With Miami, his deep range forced defenses to come out and guard him, making All-Stars Shaquille O'Neal and Dwyane Wade harder to stop. The Cavs hope the perimeter threat Jones provides will open things up in a similar way for LeBron James and his supporting cast.
"It's no pressure at all," Jones said. "I think I'm one of the top five shooters in the world. I love to shoot the basketball. I work on my shot a lot."
Coach Mike Brown will have to choose between Jones and veteran Eric Snow for his starter at point guard.
"There is no competition between me and Eric Snow," Jones said. "We're working together to win basketball games. The only thing that matters is that after each game the Cleveland Cavaliers will have won and the other team loses."
Jones' signing will finish off what was left of the $28 million the Cavaliers began the summer with to spend on free agents. The club had previously signed guard Larry Hughes (five years, $60 million), center Zydrunas Ilgauskas (five years, $50 million) and forward Donyell Marshall (four years, $22 million).
Jones, 29, has not been with one team for more than one season since beginning his NBA career with New Jersey in 1998. He's also played for Boston, Golden State, Dallas, Vancouver, Detroit and Milwaukee.
He averaged 11.6 points and 4.3 assists in 82 games -- 66 starts -- last season. It appeared he might re-sign with the Heat after prized free agent Michael Finley passed on Miami and signed instead with San Antonio. But the Cavs general manager Danny Ferry was persistent and offered a longer contract than Miami was willing to give.
One lingering concern for Ferry is to find another big man now that 6-11 forward/center Anderson Varejao is out indefinitely.

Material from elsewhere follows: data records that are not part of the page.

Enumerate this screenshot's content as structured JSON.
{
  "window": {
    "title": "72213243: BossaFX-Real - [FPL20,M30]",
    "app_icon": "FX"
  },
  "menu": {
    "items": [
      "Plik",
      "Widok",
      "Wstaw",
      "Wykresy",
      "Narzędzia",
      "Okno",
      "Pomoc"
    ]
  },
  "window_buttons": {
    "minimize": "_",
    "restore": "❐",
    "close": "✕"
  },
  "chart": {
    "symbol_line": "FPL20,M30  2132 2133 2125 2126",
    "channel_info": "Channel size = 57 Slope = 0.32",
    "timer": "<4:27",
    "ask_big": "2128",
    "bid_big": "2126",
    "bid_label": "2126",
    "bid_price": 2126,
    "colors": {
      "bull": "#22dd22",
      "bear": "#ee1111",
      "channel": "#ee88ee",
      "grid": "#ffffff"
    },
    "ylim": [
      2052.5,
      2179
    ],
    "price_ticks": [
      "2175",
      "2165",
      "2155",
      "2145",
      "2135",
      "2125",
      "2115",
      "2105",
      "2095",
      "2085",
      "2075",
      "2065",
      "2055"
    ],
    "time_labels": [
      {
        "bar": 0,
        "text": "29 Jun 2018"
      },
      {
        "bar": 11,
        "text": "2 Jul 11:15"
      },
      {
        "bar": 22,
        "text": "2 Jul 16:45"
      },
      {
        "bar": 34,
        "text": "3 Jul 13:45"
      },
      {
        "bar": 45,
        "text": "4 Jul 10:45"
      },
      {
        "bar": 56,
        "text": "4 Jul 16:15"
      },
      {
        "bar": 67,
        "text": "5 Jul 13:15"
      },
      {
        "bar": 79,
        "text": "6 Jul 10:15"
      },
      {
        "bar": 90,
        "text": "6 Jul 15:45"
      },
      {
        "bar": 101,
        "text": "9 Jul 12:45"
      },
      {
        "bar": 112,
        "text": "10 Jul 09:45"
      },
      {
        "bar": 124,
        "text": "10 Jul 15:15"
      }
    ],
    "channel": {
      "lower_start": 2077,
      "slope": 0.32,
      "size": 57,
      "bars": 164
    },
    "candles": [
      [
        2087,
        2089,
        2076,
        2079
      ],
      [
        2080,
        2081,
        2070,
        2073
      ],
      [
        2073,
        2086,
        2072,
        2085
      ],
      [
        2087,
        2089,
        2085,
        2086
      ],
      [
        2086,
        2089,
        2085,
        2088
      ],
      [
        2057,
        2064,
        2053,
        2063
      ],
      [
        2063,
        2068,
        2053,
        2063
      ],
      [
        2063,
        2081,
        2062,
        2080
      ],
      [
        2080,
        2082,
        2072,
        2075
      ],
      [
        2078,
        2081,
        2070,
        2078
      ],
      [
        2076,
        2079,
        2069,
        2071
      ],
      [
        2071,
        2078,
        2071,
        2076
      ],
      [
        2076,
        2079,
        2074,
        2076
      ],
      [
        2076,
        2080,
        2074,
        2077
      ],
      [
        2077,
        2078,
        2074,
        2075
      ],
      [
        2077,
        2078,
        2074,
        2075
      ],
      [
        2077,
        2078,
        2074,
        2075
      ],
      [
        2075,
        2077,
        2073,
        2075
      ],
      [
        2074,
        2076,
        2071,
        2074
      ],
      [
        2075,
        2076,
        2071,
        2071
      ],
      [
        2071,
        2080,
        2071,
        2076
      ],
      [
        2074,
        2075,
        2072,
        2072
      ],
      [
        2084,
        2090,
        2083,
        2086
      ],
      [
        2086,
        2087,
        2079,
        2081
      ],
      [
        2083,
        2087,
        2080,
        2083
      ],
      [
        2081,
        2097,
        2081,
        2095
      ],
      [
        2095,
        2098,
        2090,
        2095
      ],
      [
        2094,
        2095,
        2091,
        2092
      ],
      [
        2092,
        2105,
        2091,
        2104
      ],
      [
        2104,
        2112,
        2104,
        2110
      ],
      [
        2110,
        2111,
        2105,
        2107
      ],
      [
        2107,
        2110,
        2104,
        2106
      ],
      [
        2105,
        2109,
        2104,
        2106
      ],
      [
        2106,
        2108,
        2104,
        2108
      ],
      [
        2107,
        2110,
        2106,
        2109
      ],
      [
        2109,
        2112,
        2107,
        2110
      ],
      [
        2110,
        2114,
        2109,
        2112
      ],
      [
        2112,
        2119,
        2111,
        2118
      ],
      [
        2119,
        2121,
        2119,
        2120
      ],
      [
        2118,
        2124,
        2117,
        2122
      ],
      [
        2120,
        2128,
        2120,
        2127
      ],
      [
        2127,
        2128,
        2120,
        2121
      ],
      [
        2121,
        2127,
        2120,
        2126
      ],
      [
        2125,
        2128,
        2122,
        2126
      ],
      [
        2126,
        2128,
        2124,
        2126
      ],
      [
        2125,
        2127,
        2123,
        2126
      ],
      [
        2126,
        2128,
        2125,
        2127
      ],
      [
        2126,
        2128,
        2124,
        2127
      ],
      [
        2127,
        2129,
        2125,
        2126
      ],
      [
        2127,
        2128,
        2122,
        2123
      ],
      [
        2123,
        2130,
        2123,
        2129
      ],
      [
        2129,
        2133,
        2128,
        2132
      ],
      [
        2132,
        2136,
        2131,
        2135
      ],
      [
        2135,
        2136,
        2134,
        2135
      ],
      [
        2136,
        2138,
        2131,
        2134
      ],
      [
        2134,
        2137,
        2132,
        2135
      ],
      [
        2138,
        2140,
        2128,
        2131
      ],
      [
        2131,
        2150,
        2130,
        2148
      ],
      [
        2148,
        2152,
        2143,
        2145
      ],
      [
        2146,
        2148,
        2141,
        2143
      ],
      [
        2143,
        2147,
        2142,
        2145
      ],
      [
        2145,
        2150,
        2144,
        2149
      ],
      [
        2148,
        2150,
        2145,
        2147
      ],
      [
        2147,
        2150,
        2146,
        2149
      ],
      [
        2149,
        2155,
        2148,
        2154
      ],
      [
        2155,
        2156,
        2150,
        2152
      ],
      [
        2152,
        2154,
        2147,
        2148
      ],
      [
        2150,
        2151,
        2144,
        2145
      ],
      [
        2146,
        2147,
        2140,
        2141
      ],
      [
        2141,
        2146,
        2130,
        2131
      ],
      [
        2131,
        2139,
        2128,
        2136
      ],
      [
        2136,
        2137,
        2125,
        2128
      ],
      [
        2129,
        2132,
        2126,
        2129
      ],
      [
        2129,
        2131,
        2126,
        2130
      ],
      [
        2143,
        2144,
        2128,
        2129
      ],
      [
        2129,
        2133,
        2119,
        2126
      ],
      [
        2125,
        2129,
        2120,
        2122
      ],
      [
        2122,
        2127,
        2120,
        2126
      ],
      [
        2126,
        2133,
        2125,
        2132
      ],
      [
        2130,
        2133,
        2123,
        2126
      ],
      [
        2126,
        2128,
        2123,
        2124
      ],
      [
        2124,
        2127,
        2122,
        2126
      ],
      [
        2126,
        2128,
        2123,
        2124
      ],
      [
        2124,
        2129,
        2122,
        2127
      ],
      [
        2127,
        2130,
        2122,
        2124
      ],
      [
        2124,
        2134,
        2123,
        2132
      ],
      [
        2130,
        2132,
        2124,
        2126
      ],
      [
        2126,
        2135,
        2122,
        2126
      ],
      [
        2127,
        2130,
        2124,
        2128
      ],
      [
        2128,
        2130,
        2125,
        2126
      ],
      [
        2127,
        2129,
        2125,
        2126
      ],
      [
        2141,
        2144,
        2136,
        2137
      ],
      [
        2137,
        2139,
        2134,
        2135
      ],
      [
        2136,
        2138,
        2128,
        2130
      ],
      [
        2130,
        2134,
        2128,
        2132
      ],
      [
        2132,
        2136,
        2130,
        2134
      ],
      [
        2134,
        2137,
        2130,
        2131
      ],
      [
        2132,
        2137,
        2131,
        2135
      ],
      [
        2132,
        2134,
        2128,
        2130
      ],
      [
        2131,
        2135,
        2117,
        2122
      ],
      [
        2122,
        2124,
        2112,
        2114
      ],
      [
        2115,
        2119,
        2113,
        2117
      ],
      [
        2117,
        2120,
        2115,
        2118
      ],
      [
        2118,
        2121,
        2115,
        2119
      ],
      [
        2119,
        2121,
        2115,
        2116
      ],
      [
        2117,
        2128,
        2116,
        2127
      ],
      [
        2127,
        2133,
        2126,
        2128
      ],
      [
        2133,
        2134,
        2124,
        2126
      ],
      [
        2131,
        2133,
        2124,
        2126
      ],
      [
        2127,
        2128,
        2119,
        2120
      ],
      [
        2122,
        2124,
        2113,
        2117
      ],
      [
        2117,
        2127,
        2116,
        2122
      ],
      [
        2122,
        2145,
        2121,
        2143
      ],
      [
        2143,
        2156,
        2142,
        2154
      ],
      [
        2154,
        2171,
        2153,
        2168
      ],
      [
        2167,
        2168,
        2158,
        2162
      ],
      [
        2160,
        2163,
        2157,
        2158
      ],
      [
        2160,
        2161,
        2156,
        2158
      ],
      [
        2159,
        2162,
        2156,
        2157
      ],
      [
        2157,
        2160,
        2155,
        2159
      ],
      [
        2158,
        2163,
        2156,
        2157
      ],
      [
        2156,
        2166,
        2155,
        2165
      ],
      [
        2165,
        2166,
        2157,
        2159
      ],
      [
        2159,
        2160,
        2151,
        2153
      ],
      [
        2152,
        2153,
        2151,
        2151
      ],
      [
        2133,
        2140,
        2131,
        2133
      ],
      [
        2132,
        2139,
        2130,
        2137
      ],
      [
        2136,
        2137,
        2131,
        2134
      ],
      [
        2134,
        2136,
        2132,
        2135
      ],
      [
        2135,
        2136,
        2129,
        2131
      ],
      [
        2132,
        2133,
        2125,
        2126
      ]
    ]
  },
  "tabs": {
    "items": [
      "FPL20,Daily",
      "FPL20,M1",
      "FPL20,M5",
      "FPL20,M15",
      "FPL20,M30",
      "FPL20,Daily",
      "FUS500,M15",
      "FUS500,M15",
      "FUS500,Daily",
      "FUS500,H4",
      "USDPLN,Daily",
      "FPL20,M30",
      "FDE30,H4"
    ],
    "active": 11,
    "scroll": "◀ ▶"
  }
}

The Brazilian had arthroscopic surgery Sept. 2 to repair his dislocated right shoulder. He injured it contesting a rebound in the final minutes of Brazil's 96-94 loss to the United States last month at a World Championship qualifying tournament in the Dominican Republic.
Without salary cap space, Ferry can only sign a player to a minimum contract unless he can make a trade.
"We're in the same position now as are a lot of other teams," Ferry said.